I have a table generated from a CRM software and it has a lot of repited individuals in different rows but with different fields completed in each repetition, something like this:
id | birth_date | sex | postal_code | customer | smoker |
---|---|---|---|---|---|
001 | NULL | NULL | 00067 | Yes | 1 |
001 | NULL | Male | 00067 | NULL | 1 |
001 | 21/03/1994 | NULL | 00067 | NULL | NULL |
002 | NULL | Female | NULL | NULL | NULL |
002 | NULL | NULL | 09986 | No | 0 |
003 | 13/01/1986 | NULL | NULL | No | 1 |
The desired table extracted from this one should be this:
id | birth_date | sex | postal_code | customer | smoker |
---|---|---|---|---|---|
001 | 21/03/1994 | Male | 00067 | Yes | 1 |
002 | NULL | Female | 09986 | No | 0 |
003 | 13/01/1986 | NULL | NULL | No | 1 |
So as you can see, there are some columns completed in some repetitions, so the idea is to avoid repetitions (here we see a repetition because there’s the same id for more than one row, the id column should be the primary key) and get the maximum information about that id.
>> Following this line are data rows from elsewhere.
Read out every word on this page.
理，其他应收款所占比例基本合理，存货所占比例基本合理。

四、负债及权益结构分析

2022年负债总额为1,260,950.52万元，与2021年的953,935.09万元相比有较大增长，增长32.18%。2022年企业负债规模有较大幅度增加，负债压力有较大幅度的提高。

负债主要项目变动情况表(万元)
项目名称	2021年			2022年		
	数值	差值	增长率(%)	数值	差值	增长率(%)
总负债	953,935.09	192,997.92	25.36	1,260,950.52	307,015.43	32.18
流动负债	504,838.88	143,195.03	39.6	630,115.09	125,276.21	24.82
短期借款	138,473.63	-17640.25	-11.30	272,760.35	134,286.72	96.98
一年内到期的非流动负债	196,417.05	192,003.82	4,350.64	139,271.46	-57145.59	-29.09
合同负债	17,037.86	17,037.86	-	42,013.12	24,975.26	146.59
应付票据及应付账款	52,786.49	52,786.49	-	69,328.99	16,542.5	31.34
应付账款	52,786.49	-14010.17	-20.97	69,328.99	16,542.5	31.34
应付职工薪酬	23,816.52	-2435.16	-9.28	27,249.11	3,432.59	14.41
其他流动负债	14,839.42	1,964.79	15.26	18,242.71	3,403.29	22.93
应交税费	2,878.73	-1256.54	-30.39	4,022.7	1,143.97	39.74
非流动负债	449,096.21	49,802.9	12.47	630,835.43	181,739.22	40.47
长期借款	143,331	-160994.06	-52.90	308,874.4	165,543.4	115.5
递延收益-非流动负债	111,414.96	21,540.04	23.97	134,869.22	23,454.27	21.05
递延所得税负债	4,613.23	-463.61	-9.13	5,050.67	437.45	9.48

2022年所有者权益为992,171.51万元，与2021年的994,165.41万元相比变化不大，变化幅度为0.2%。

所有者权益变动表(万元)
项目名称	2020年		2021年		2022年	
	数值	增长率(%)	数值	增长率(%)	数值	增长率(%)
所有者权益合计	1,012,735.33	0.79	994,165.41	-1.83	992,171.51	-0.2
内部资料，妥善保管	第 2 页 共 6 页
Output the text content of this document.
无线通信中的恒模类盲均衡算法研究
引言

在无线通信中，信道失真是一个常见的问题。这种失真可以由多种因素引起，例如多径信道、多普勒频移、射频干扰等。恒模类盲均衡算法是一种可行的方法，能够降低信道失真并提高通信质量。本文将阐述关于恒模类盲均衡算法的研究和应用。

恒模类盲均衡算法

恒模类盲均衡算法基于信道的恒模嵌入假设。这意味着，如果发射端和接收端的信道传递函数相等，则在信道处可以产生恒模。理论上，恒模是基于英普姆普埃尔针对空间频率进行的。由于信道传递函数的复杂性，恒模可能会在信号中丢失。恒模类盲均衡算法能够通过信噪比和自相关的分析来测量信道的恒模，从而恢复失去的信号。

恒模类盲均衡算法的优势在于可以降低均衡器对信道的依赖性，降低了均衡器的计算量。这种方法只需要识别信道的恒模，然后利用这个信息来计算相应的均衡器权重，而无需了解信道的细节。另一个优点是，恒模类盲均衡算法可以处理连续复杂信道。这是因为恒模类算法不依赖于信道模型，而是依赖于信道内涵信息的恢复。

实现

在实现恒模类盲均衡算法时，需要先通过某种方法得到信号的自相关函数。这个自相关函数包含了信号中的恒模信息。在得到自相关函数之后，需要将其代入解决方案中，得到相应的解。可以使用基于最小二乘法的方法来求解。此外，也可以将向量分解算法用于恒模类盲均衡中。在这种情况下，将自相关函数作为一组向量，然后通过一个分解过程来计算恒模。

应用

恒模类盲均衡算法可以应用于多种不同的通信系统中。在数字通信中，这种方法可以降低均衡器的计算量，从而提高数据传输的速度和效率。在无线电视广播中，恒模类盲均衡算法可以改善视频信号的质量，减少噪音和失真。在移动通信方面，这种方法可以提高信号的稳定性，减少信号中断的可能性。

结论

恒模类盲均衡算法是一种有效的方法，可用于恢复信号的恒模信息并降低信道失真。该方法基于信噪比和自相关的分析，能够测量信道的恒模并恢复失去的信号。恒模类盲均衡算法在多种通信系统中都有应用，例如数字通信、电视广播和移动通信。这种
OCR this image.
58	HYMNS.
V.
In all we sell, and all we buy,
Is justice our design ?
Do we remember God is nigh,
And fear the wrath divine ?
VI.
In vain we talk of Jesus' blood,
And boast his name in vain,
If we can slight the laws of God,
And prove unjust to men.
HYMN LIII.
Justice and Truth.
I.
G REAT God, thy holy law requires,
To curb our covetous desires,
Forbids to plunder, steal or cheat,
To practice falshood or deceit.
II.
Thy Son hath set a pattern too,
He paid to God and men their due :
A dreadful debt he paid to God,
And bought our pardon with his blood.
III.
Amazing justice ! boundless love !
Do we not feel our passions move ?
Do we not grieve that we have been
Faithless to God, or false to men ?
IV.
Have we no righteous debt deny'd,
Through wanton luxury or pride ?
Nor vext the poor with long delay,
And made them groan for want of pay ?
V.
Any idea of how to achieve that?
Advertisement
Answer
You can aggregate the rows and take the max non-null value, as in:
select id, max(birth_date) as birth_date, max(sex) as sex, max(postal_code) as postal_code, max(customer) as customer, max(smoker) as smoker from t group by id
Now, this solution won’t account for inconsistent data when, for example, the same person has two different birth dates.